L’éclairage sombre et le son, à peine perceptible, contribuent à révéler l’état d’âme du personnage affligé par la mort de sa mère. Par sa mise en scène, Cassiers réussit à nous transposer d’un lieu à l’autre, d’un temps à l’autre, d’une phase à l’autre, sans que le comédien ne change de position. Lemoine attire l’attention par une belle performance : il manipule sa voix, son souffle, sa gestuelle, les grimaces du visage, le mouvement des lèvres et de la tête. « L’histoire que Lemoine raconte est si spécifique et, en même temps, elle est universelle. Chacun peut s’y identifier. C’est une histoire de famille, de relation entre les générations … Même dans la vie d’un nomade, d’un réfugié et dans les circonstances les plus difficiles, la force de la famille aide à trouver des solutions. Les circonstances pénibles dont souffrent les citoyens de Haïti ne diffèrent pas de ce qui se passe au Liban ou en Ukraine. Au niveau de la mise en scène, ce qui compte pour moi est que Lemoine ne joue pas ici sa propre vie. Il est plutôt un guide pour le spectateur afin de générer des idées et des images. Il n’est pas là pour imposer son trauma. Le spectateur a la possibilité d’avoir sa propre interprétation », souligne le metteur en scène.

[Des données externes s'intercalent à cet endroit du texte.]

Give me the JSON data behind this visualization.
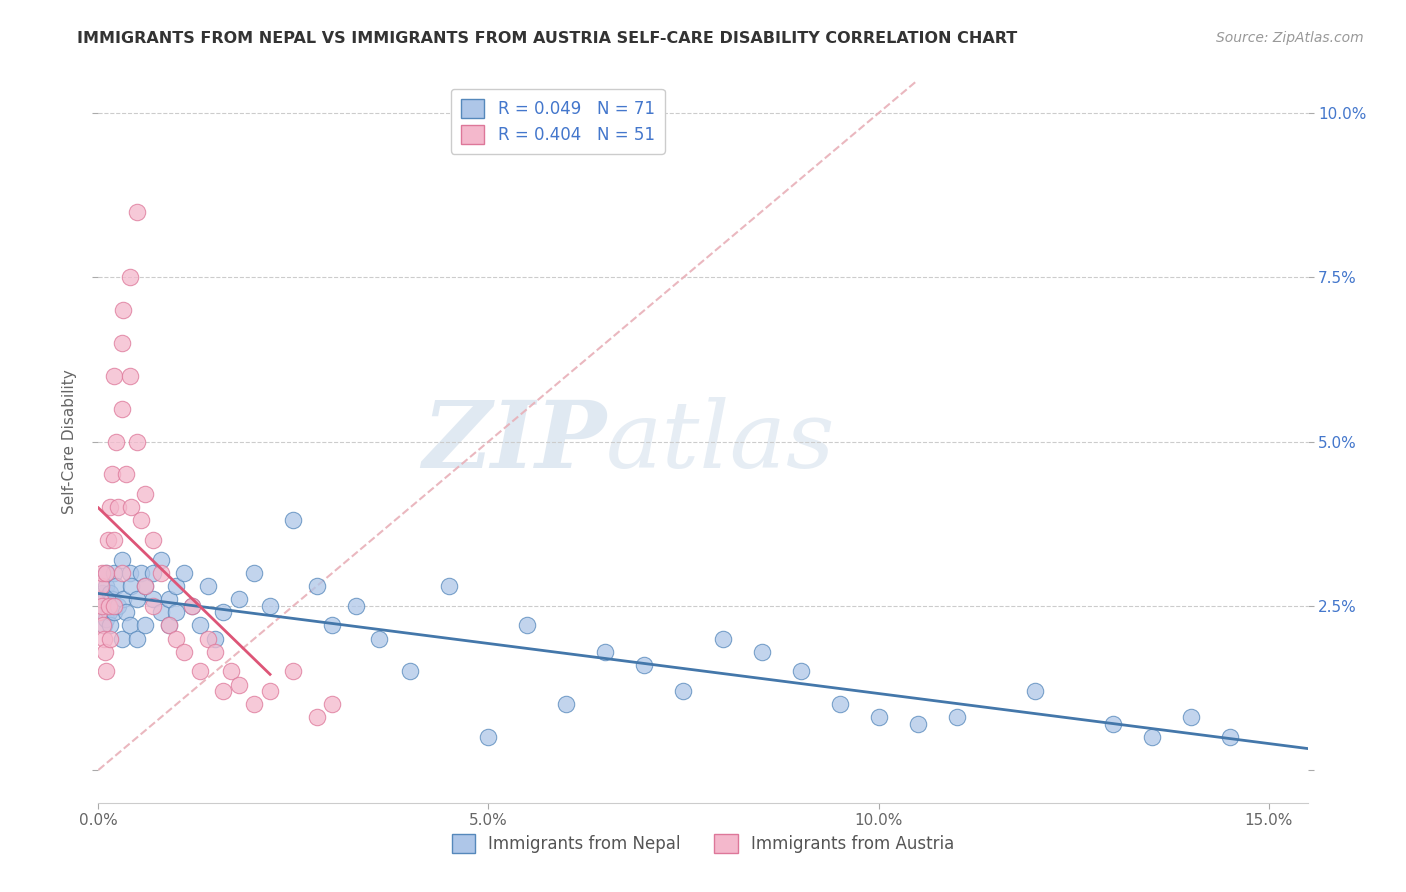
{
  "title": "IMMIGRANTS FROM NEPAL VS IMMIGRANTS FROM AUSTRIA SELF-CARE DISABILITY CORRELATION CHART",
  "source": "Source: ZipAtlas.com",
  "ylabel": "Self-Care Disability",
  "xlim": [
    0.0,
    0.155
  ],
  "ylim": [
    -0.005,
    0.105
  ],
  "nepal_color": "#aec6e8",
  "austria_color": "#f4b8cc",
  "nepal_edge": "#5588bb",
  "austria_edge": "#dd7799",
  "nepal_line_color": "#4477aa",
  "austria_line_color": "#dd5577",
  "diagonal_color": "#e8b0b8",
  "nepal_R": 0.049,
  "nepal_N": 71,
  "austria_R": 0.404,
  "austria_N": 51,
  "watermark_zip": "ZIP",
  "watermark_atlas": "atlas",
  "watermark_color_zip": "#c8d8e8",
  "watermark_color_atlas": "#c8d8e8",
  "legend_nepal": "Immigrants from Nepal",
  "legend_austria": "Immigrants from Austria",
  "right_axis_color": "#4477cc",
  "nepal_x": [
    0.0002,
    0.0003,
    0.0005,
    0.0007,
    0.0008,
    0.001,
    0.001,
    0.001,
    0.0012,
    0.0013,
    0.0015,
    0.0015,
    0.0018,
    0.002,
    0.002,
    0.0022,
    0.0025,
    0.003,
    0.003,
    0.0032,
    0.0035,
    0.004,
    0.004,
    0.0042,
    0.005,
    0.005,
    0.0055,
    0.006,
    0.006,
    0.007,
    0.007,
    0.008,
    0.008,
    0.009,
    0.009,
    0.01,
    0.01,
    0.011,
    0.012,
    0.013,
    0.014,
    0.015,
    0.016,
    0.018,
    0.02,
    0.022,
    0.025,
    0.028,
    0.03,
    0.033,
    0.036,
    0.04,
    0.045,
    0.05,
    0.055,
    0.06,
    0.065,
    0.07,
    0.075,
    0.08,
    0.085,
    0.09,
    0.095,
    0.1,
    0.105,
    0.11,
    0.12,
    0.13,
    0.135,
    0.14,
    0.145
  ],
  "nepal_y": [
    0.025,
    0.024,
    0.027,
    0.022,
    0.026,
    0.028,
    0.023,
    0.03,
    0.025,
    0.024,
    0.027,
    0.022,
    0.026,
    0.03,
    0.024,
    0.028,
    0.025,
    0.032,
    0.02,
    0.026,
    0.024,
    0.03,
    0.022,
    0.028,
    0.026,
    0.02,
    0.03,
    0.028,
    0.022,
    0.03,
    0.026,
    0.032,
    0.024,
    0.026,
    0.022,
    0.028,
    0.024,
    0.03,
    0.025,
    0.022,
    0.028,
    0.02,
    0.024,
    0.026,
    0.03,
    0.025,
    0.038,
    0.028,
    0.022,
    0.025,
    0.02,
    0.015,
    0.028,
    0.005,
    0.022,
    0.01,
    0.018,
    0.016,
    0.012,
    0.02,
    0.018,
    0.015,
    0.01,
    0.008,
    0.007,
    0.008,
    0.012,
    0.007,
    0.005,
    0.008,
    0.005
  ],
  "austria_x": [
    0.0001,
    0.0002,
    0.0003,
    0.0004,
    0.0005,
    0.0006,
    0.0007,
    0.0008,
    0.001,
    0.001,
    0.0012,
    0.0013,
    0.0015,
    0.0015,
    0.0018,
    0.002,
    0.002,
    0.002,
    0.0022,
    0.0025,
    0.003,
    0.003,
    0.003,
    0.0032,
    0.0035,
    0.004,
    0.004,
    0.0042,
    0.005,
    0.005,
    0.0055,
    0.006,
    0.006,
    0.007,
    0.007,
    0.008,
    0.009,
    0.01,
    0.011,
    0.012,
    0.013,
    0.014,
    0.015,
    0.016,
    0.017,
    0.018,
    0.02,
    0.022,
    0.025,
    0.028,
    0.03
  ],
  "austria_y": [
    0.024,
    0.026,
    0.028,
    0.03,
    0.025,
    0.022,
    0.02,
    0.018,
    0.03,
    0.015,
    0.035,
    0.025,
    0.04,
    0.02,
    0.045,
    0.035,
    0.025,
    0.06,
    0.05,
    0.04,
    0.055,
    0.065,
    0.03,
    0.07,
    0.045,
    0.075,
    0.06,
    0.04,
    0.085,
    0.05,
    0.038,
    0.042,
    0.028,
    0.035,
    0.025,
    0.03,
    0.022,
    0.02,
    0.018,
    0.025,
    0.015,
    0.02,
    0.018,
    0.012,
    0.015,
    0.013,
    0.01,
    0.012,
    0.015,
    0.008,
    0.01
  ]
}
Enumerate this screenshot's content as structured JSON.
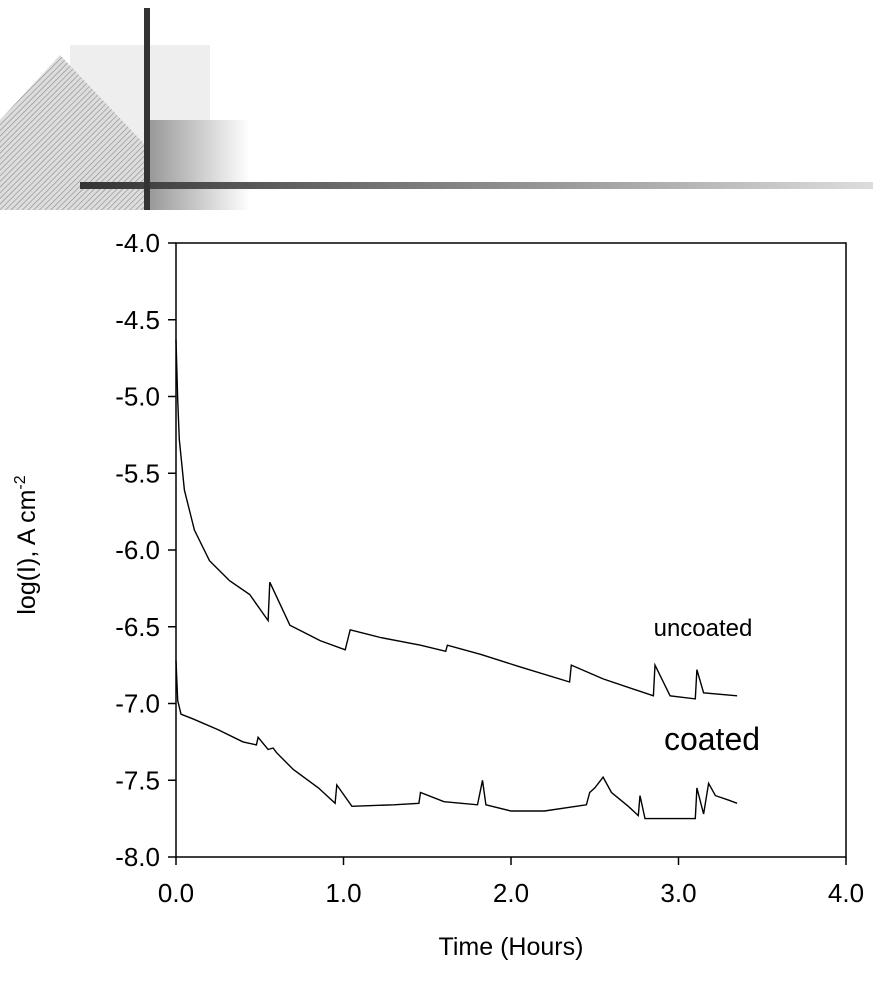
{
  "chart_data": {
    "type": "line",
    "x_label": "Time (Hours)",
    "y_label": "log(I), A cm",
    "y_label_superscript": "-2",
    "xlim": [
      0,
      4
    ],
    "ylim": [
      -8,
      -4
    ],
    "xticks": [
      {
        "value": 0,
        "label": "0.0"
      },
      {
        "value": 1,
        "label": "1.0"
      },
      {
        "value": 2,
        "label": "2.0"
      },
      {
        "value": 3,
        "label": "3.0"
      },
      {
        "value": 4,
        "label": "4.0"
      }
    ],
    "yticks": [
      {
        "value": -8,
        "label": "-8.0"
      },
      -7.5,
      {
        "value": -7,
        "label": "-7.0"
      },
      -6.5,
      {
        "value": -6,
        "label": "-6.0"
      },
      -5.5,
      {
        "value": -5,
        "label": "-5.0"
      },
      -4.5,
      {
        "value": -4,
        "label": "-4.0"
      }
    ],
    "series": [
      {
        "name": "uncoated",
        "color": "#000000",
        "x": [
          0.0,
          0.01,
          0.02,
          0.05,
          0.11,
          0.2,
          0.32,
          0.44,
          0.55,
          0.56,
          0.68,
          0.86,
          1.01,
          1.04,
          1.22,
          1.46,
          1.61,
          1.62,
          1.82,
          2.05,
          2.35,
          2.36,
          2.55,
          2.85,
          2.86,
          2.95,
          3.1,
          3.11,
          3.15,
          3.35
        ],
        "values": [
          -4.63,
          -5.02,
          -5.28,
          -5.61,
          -5.87,
          -6.07,
          -6.2,
          -6.29,
          -6.46,
          -6.21,
          -6.49,
          -6.59,
          -6.65,
          -6.52,
          -6.57,
          -6.62,
          -6.66,
          -6.62,
          -6.68,
          -6.76,
          -6.86,
          -6.75,
          -6.84,
          -6.95,
          -6.75,
          -6.95,
          -6.97,
          -6.78,
          -6.93,
          -6.95
        ]
      },
      {
        "name": "coated",
        "color": "#000000",
        "x": [
          0.0,
          0.01,
          0.03,
          0.1,
          0.25,
          0.4,
          0.48,
          0.49,
          0.55,
          0.58,
          0.6,
          0.7,
          0.85,
          0.95,
          0.96,
          1.05,
          1.3,
          1.45,
          1.46,
          1.6,
          1.8,
          1.83,
          1.85,
          2.0,
          2.2,
          2.45,
          2.47,
          2.5,
          2.55,
          2.6,
          2.7,
          2.76,
          2.77,
          2.8,
          3.0,
          3.1,
          3.11,
          3.15,
          3.18,
          3.22,
          3.3,
          3.35
        ],
        "values": [
          -6.72,
          -6.98,
          -7.07,
          -7.1,
          -7.17,
          -7.25,
          -7.27,
          -7.22,
          -7.3,
          -7.29,
          -7.32,
          -7.43,
          -7.55,
          -7.65,
          -7.53,
          -7.67,
          -7.66,
          -7.65,
          -7.58,
          -7.64,
          -7.66,
          -7.5,
          -7.66,
          -7.7,
          -7.7,
          -7.66,
          -7.58,
          -7.55,
          -7.48,
          -7.58,
          -7.67,
          -7.73,
          -7.6,
          -7.75,
          -7.75,
          -7.75,
          -7.55,
          -7.72,
          -7.52,
          -7.6,
          -7.63,
          -7.65
        ]
      }
    ]
  }
}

Sur scène, Lemoine tient le rôle du narrateur, ensuite celui de l’enfant qui se rappelle ses souvenirs en Afrique, puis l’adolescent qui s’est trouvé avec sa mère et sa soeur, loin de son père. La mère a décidé de quitter son pays afin de protéger ses enfants de la violence et de la sauvagerie. La France était une meilleure destination à ses yeux, lui permettant d’assurer de meilleures études pour ses enfants. Lemoine adopte une voix propre à chaque phase qu’il traverse. Car il s’agit d’un texte polyphonique à différentes voix, sans trop forcer.

Furieux, le jeune homme s’éloigne de sa mère. Cette femme âgée n’a qu’à retourner à sa terre d’origine parce que sa mission est déjà accomplie. Lemoine évoque tant de non-dits, des sentiments refoulés entre mère et fils.

A la fin du monodrame, le fils finit par redécouvrir sa mère, si forte et si patriarcale. Son image est désormais plus claire, plus belle ; elle se détache en noir et blanc sur l’écran. Lemoine la prie de s’éloigner définitivement.